Allied forces under the command of general George Patton arrived on the Sicilian shores on July 10, 1943. It marked the beginning of the "restoration of Italy as one free nation" to quote general Eisenhower.
On August 17 of the same year they reached Messina and liberated the entire Island after conquering Pantelleria only one month earlier. Under the command of general Clark the American army took over the city of Salerno.
Naples was freed on October 1 of 1943. The Gustav army blocked the allied advancement to Montecassino until they were finally defeated in the spring of 1944. In June of the same year the allied troops took over Rome.
After liberating Tuscany in the spring of 1945 the allied troops reached Northern Italy and on April 21. The army of general Alexander gained access into Bologna and in the next few days they entered Milano, Genova and Venezia. Here, however, they were spared the fighting; these cities had already been overtaken by the partisan troops of the Comitato di Liberazione Nazionale.
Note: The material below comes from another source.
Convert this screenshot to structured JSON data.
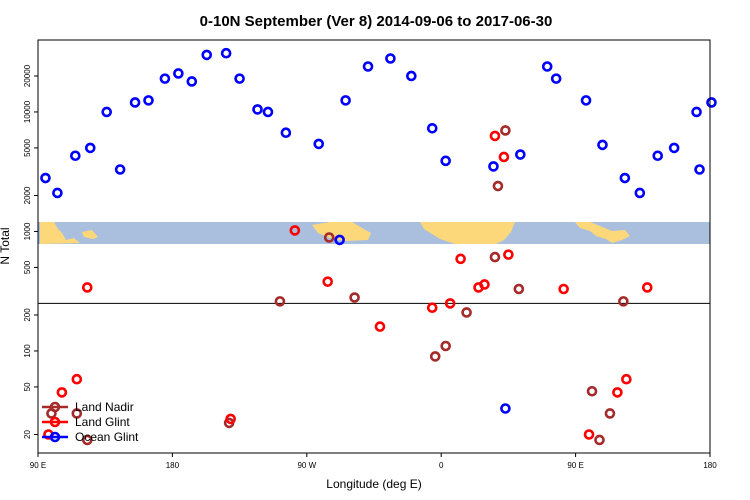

In various cities the people revolted against the nazy and fascist armies. The Germans retreated into the alps and at Dongo on lake Como. At the same time Mussolini was captured by the partisans.
This small writing is only a chronological recounting of the events that took place, but it fail to convey the pain and suffering of the civilians. Italians remember this day each year and celebrate to honor all allied, partisans, civilians, who sacrificed much and lost their lives for the freedom and liberty of today.
This is one day when most shops are closed, the cities and towns are usually boasting with people who put on parades, plays, art shows etc. This is also the day when many visit the tombs of the heroes who lost their lives.
For Italians celebration means getting together with family and friends, singing or listening to the old folk songs of that era, like "Bella Ciao" which is dedicated to the fallen partisans. Celebration also means eating lots of great food. Pasta and bread, of course, are never absent.
There isn't one year that goes by that my memory doesn't go back to the old town, and the older men who congregated in the square. They sat in the sun in groups talking about the events that were still so vivid in their minds even after so many years. I remember how proud they looked wearing their old uniforms, that only came out of the closet that one day each year.